# I need help :(



## RafaelMarujo (Jan 22, 2021)

Hey guys, even though it's my first time posting, i love reading and watching all your guy's projects, but i know find myself in need of more experienced help. 
So i decided to sell my lathe (a old as* atlas 10" wich i love) because i found a really good (and i mean really good, too good to pass up) deal on a massive lathe. Its in relative good condition... Ok it's in a not very good condition... But it has alot of potential, it just need a lil fixin' on the tailstock and a fresh coat of paint, the bearings and ways are super nice and it has barely any wear at all, I've seen the actual lathe yesterday.. 
Enough bothering you guys with talk tho, now to my actual problem, every, and i mean EVERY knob is missing its plaque, i have no ideia of the designations of feed and speeds, and thread cutting and etcetera. The thing is i cant find any thing online about that brand of lathe, especially because its a spanish brand and im guessing there aren't many of those lathes around
I will attach pics of the actual lathe and some pics i found online of the same model lathe.. 
My question is if anyone can help me find pictures or something, or help me calculate the gear ratios of the gears when i actually bring the lathe home 
If you have read this far i hope you have a great day, and i apologize for ramblin on and on. Thank you


----------



## Jim F (Jan 22, 2021)

BILCIA Lathes, Types 20, 25, M4 and M6 Catalogues | store.lathes.co.uk
					






					store.lathes.co.uk


----------



## RafaelMarujo (Jan 22, 2021)

Jim F said:


> BILCIA Lathes, Types 20, 25, M4 and M6 Catalogues | store.lathes.co.uk
> 
> 
> 
> ...


I have seen that but It doesn't really help because i dont know the model of the lathe


----------



## Winegrower (Jan 22, 2021)

I ran into this problem on an old Monarch, no markings at all.   I just played with every control until it made sense.   The threading/feed chart is predictable when you fill in a sparse matrix of points.
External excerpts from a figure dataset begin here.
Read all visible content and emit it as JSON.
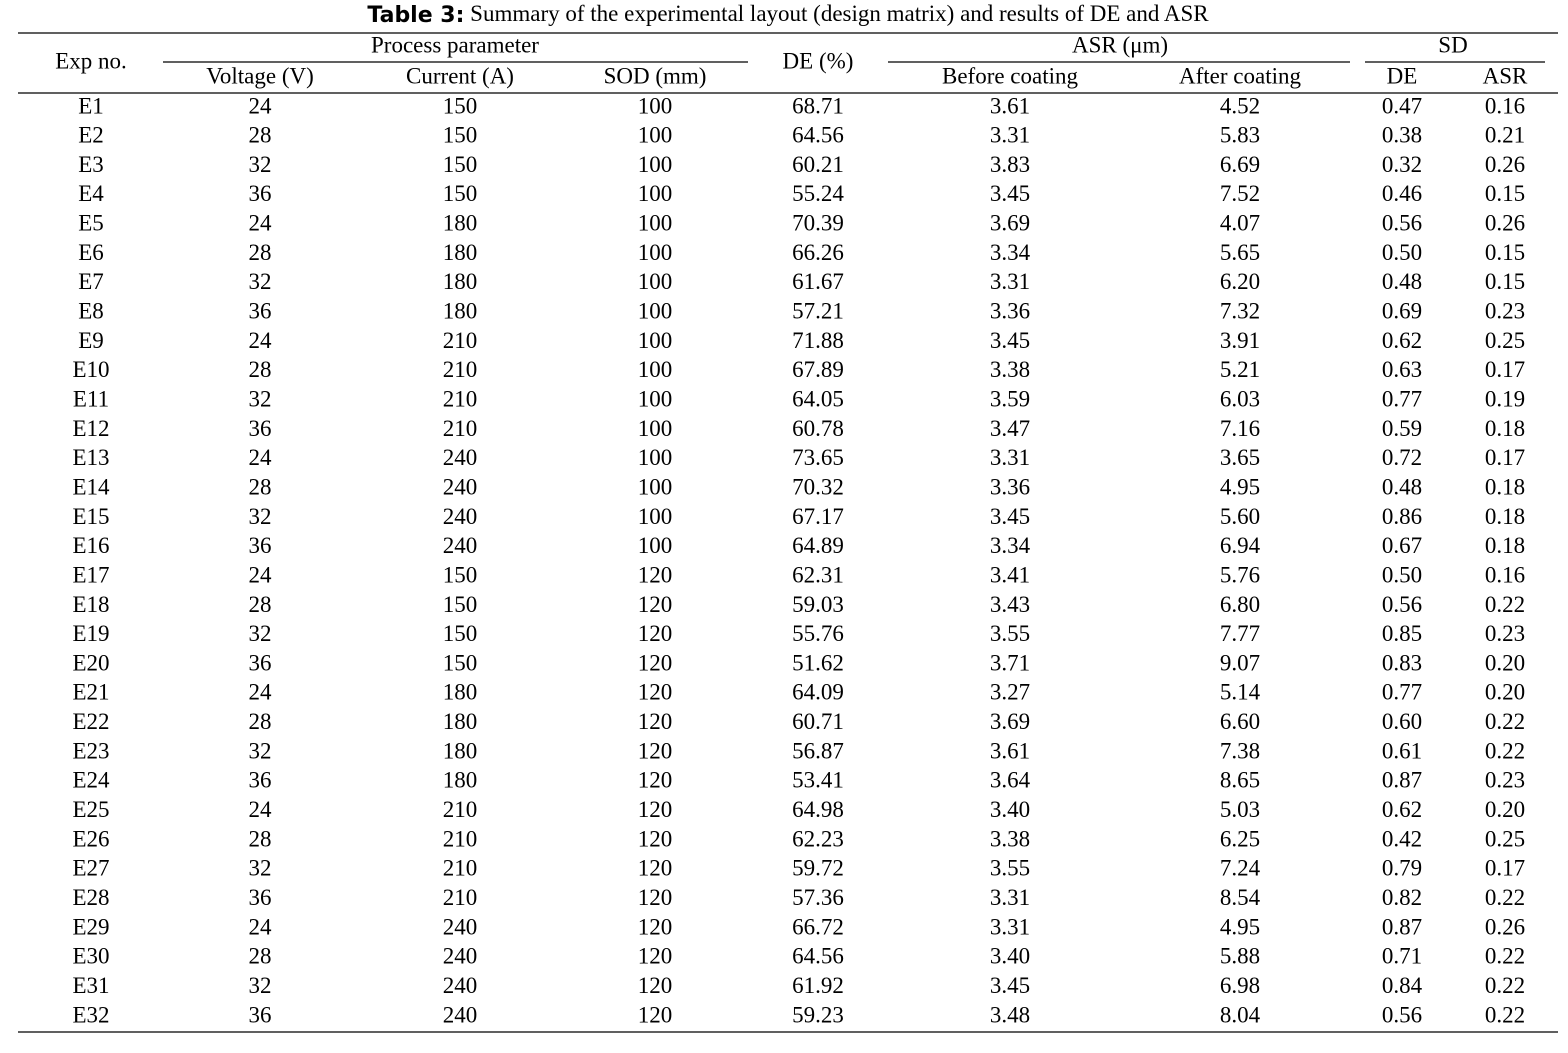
{
  "title": {
    "label": "Table 3:",
    "text": "Summary of the experimental layout (design matrix) and results of DE and ASR"
  },
  "table": {
    "header": {
      "exp_no": "Exp no.",
      "process_parameter": "Process parameter",
      "de": "DE (%)",
      "asr": "ASR (μm)",
      "sd": "SD"
    },
    "subheader": [
      "Voltage (V)",
      "Current (A)",
      "SOD (mm)",
      "Before coating",
      "After coating",
      "DE",
      "ASR"
    ],
    "rows": [
      [
        "E1",
        "24",
        "150",
        "100",
        "68.71",
        "3.61",
        "4.52",
        "0.47",
        "0.16"
      ],
      [
        "E2",
        "28",
        "150",
        "100",
        "64.56",
        "3.31",
        "5.83",
        "0.38",
        "0.21"
      ],
      [
        "E3",
        "32",
        "150",
        "100",
        "60.21",
        "3.83",
        "6.69",
        "0.32",
        "0.26"
      ],
      [
        "E4",
        "36",
        "150",
        "100",
        "55.24",
        "3.45",
        "7.52",
        "0.46",
        "0.15"
      ],
      [
        "E5",
        "24",
        "180",
        "100",
        "70.39",
        "3.69",
        "4.07",
        "0.56",
        "0.26"
      ],
      [
        "E6",
        "28",
        "180",
        "100",
        "66.26",
        "3.34",
        "5.65",
        "0.50",
        "0.15"
      ],
      [
        "E7",
        "32",
        "180",
        "100",
        "61.67",
        "3.31",
        "6.20",
        "0.48",
        "0.15"
      ],
      [
        "E8",
        "36",
        "180",
        "100",
        "57.21",
        "3.36",
        "7.32",
        "0.69",
        "0.23"
      ],
      [
        "E9",
        "24",
        "210",
        "100",
        "71.88",
        "3.45",
        "3.91",
        "0.62",
        "0.25"
      ],
      [
        "E10",
        "28",
        "210",
        "100",
        "67.89",
        "3.38",
        "5.21",
        "0.63",
        "0.17"
      ],
      [
        "E11",
        "32",
        "210",
        "100",
        "64.05",
        "3.59",
        "6.03",
        "0.77",
        "0.19"
      ],
      [
        "E12",
        "36",
        "210",
        "100",
        "60.78",
        "3.47",
        "7.16",
        "0.59",
        "0.18"
      ],
      [
        "E13",
        "24",
        "240",
        "100",
        "73.65",
        "3.31",
        "3.65",
        "0.72",
        "0.17"
      ],
      [
        "E14",
        "28",
        "240",
        "100",
        "70.32",
        "3.36",
        "4.95",
        "0.48",
        "0.18"
      ],
      [
        "E15",
        "32",
        "240",
        "100",
        "67.17",
        "3.45",
        "5.60",
        "0.86",
        "0.18"
      ],
      [
        "E16",
        "36",
        "240",
        "100",
        "64.89",
        "3.34",
        "6.94",
        "0.67",
        "0.18"
      ],
      [
        "E17",
        "24",
        "150",
        "120",
        "62.31",
        "3.41",
        "5.76",
        "0.50",
        "0.16"
      ],
      [
        "E18",
        "28",
        "150",
        "120",
        "59.03",
        "3.43",
        "6.80",
        "0.56",
        "0.22"
      ],
      [
        "E19",
        "32",
        "150",
        "120",
        "55.76",
        "3.55",
        "7.77",
        "0.85",
        "0.23"
      ],
      [
        "E20",
        "36",
        "150",
        "120",
        "51.62",
        "3.71",
        "9.07",
        "0.83",
        "0.20"
      ],
      [
        "E21",
        "24",
        "180",
        "120",
        "64.09",
        "3.27",
        "5.14",
        "0.77",
        "0.20"
      ],
      [
        "E22",
        "28",
        "180",
        "120",
        "60.71",
        "3.69",
        "6.60",
        "0.60",
        "0.22"
      ],
      [
        "E23",
        "32",
        "180",
        "120",
        "56.87",
        "3.61",
        "7.38",
        "0.61",
        "0.22"
      ],
      [
        "E24",
        "36",
        "180",
        "120",
        "53.41",
        "3.64",
        "8.65",
        "0.87",
        "0.23"
      ],
      [
        "E25",
        "24",
        "210",
        "120",
        "64.98",
        "3.40",
        "5.03",
        "0.62",
        "0.20"
      ],
      [
        "E26",
        "28",
        "210",
        "120",
        "62.23",
        "3.38",
        "6.25",
        "0.42",
        "0.25"
      ],
      [
        "E27",
        "32",
        "210",
        "120",
        "59.72",
        "3.55",
        "7.24",
        "0.79",
        "0.17"
      ],
      [
        "E28",
        "36",
        "210",
        "120",
        "57.36",
        "3.31",
        "8.54",
        "0.82",
        "0.22"
      ],
      [
        "E29",
        "24",
        "240",
        "120",
        "66.72",
        "3.31",
        "4.95",
        "0.87",
        "0.26"
      ],
      [
        "E30",
        "28",
        "240",
        "120",
        "64.56",
        "3.40",
        "5.88",
        "0.71",
        "0.22"
      ],
      [
        "E31",
        "32",
        "240",
        "120",
        "61.92",
        "3.45",
        "6.98",
        "0.84",
        "0.22"
      ],
      [
        "E32",
        "36",
        "240",
        "120",
        "59.23",
        "3.48",
        "8.04",
        "0.56",
        "0.22"
      ]
    ]
  }
}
These are not the most complex of machines, and all makes/models I’ve seen have pretty similar features.


----------



## RafaelMarujo (Jan 22, 2021)

Winegrower said:


> I ran into this problem on an old Monarch, no markings at all.   I just played with every control until it made sense.   The threading/feed chart is predictable when you fill in a sparse matrix of points.
> 
> These are not the most complex of machines, and all makes/models I’ve seen have pretty similar features.


Ok i will try that thank you
Its what i did when i first got my shaper, but it turns out the plaques and markings were just buried underneath 60y of no cleaning


----------



## Winegrower (Jan 22, 2021)

Buenos suerte, Rafael.   Will be fun to have a big lathe like that.


----------



## RafaelMarujo (Jan 22, 2021)

Winegrower said:


> Buenos suerte, Rafael.   Will be fun to have a big lathe like that.


Thank you so much, if its half as fun as my big shaper, ill be over the moon


----------



## extropic (Jan 22, 2021)

@RafaelMarujo

Welcome to the group.

If you look under the "Get in Touch" headline, at the bottom of the page that @Jim F linked to, there is an email address.
Send Tony a bunch of good photos of your lathe and ask him if one of the available publications is applicable.
Since he doesn't seem to have a BILCIA lathe pictured, he may well be interested in your project.

Good luck.


----------



## RafaelMarujo (Jan 22, 2021)

extropic said:


> @RafaelMarujo
> 
> Welcome to the group.
> 
> ...


Hi
Oh thats smart i haven't thought about tgat!! Ill do that and see if i can get lucky, thanks you!!!


----------